Ulu, breadfruit, in Hana, Maui, Hawaii.

To visit Hana, a small, remote town on the island of Maui, most people wake at the crack of dawn, hop in convertible Mustangs, and drive the 45 miles from the regional airport, returning the same day. The highway sinews along the lip of the Pacific, clinging to a verdant cliff, as drivers white-knuckle across 50 one-lane bridges. Maui’s dry western and central regions morph into a lush wonderland, with vines dripping off mile markers, ginger flowers abloom along the mountains, albatross skirting the cliffs, and waterfalls gushing into crystal pools. Drivers new to the highway slow every few feet to snap photos of natural pools fed by springs, elongating a drive that could take about two hours to well over four. But for most visitors, the town itself is uninspiring. It sits in one of the poorest parts of Hawaii, where 59 percent of residents are unemployed, and the per capita annual income runs just over $16,000. But my experience was different.

My journey was the culmination of an interest in island sustainability that had begun some three months earlier in a hotel in Pebble Beach, California. Backed by the setting sun, a cool wind blowing through the lobby, Roy Yamaguchi, owner and head chef of Roy’s Restaurants, smiled uncomfortably as he explained that if there were a disaster in Hawaii, the state might last just four or five days before goods would run out. “Eighty-five percent of our food is grown and produced elsewhere,” he informed us as he waved to an elderly hunchbacked farmer leaving the luau. “Farmers,” he added, “are our rock stars.” But, sadly, “the average age of Hawaii’s farmers is sixtyish.” Yamaguchi built his restaurant empire by honoring the abundance of our 50th state. In his restaurants, he threw open the windows, let the sea breeze inside, served fish caught by local fishermen, and showcased the fruits and vegetables of the tropics.

Yamaguchi’s desire to bring the farm back to Hawaii’s tables was a novelty. Hawaii’s food scene in the 1980s orbited plate lunch spots like Oahu’s Rainbow Drive-In and fast food chains like Zippy’s. Here eaters could score massive plates of roasted meats and gravy (imported from the mainland), two scoops of rice (imported from Asia), and macaroni salad (again, flown in).

Yamaguchi’s desire to return to the land is not a new concept to Hawaii. Ancient Hawaiians constructed triangle-shaped growing regions called ahupuaa. These stretched from the mountains to the sea and are still considered some of the most sustainable ways to grow food in the tropics. Aligned with Hawaiian spiritual practice, where people and nature are intertwined, the ahupuaa followed watersheds. In these wedge-shaped regions, farmers could fish, extract salt, farm taro, or grow koa trees for building material. The ancients also crafted rules about which fish people could hunt during certain seasons, which plants to grow during others. Each family lived and worked within these land units, exchanging, bartering, and trading items and services. The ancient Hawaiians were premiere permaculturists.

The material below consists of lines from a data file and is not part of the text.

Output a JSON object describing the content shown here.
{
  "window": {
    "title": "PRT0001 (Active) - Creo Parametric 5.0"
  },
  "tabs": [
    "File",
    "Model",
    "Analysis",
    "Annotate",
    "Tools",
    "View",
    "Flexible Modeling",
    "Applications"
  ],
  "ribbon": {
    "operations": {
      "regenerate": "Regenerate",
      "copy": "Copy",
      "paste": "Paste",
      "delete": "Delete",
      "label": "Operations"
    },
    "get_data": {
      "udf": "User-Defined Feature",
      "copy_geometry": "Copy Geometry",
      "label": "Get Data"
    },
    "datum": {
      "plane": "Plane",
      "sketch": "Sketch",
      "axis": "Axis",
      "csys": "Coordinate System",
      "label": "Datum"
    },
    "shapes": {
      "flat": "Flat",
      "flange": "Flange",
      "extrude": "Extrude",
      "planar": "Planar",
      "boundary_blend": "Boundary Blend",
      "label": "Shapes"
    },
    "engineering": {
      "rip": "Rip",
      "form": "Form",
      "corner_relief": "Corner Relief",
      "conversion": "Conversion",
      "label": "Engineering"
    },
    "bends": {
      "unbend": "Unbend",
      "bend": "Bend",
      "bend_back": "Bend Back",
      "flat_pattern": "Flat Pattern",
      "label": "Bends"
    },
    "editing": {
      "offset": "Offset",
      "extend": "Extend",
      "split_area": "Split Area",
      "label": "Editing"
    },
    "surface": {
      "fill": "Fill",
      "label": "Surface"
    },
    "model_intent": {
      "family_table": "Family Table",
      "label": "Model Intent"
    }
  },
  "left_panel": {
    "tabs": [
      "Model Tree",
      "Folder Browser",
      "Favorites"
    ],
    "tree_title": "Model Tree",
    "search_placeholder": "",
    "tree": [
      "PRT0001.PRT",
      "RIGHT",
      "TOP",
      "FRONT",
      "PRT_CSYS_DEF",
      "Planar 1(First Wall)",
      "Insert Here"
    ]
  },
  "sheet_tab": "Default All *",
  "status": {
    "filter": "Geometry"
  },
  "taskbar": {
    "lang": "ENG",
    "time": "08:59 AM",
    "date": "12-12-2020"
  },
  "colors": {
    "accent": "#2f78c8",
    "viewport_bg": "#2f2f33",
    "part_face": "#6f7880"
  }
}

But then colonists brought goods from elsewhere, implanting a dependence on nonnative goods. Later, tourism, paired with the decline of farming and the loss of the pineapple and sugar industries, turned Hawaii into a dependent child, importing meat from the mainland, pineapples and sugar from other tropical locations, and even fruits that once had thrived on the archipelago.

Fast-forward to 2016 and, according to a recent study by the University of Hawaii, the state imports 92 percent of its food, including livestock, produce, and dairy — a shocking number to those of us who imagine the state as a sort of Garden of Eden overflowing with fruit, teeming with tropical fish, with edible vines growing over street signs. Unfortunately, while Hawaii has developed into a playground for tourists sipping fruity Mai Tais and diving into heaping plates of tuna, the priority has not been to feed the people who serve those tourists. Instead, the culture seems to have taken on the mainland expectation of cheap imported food sold at Costco or Walmart, paired with a lemon pulled off the tree outside locals’ doors.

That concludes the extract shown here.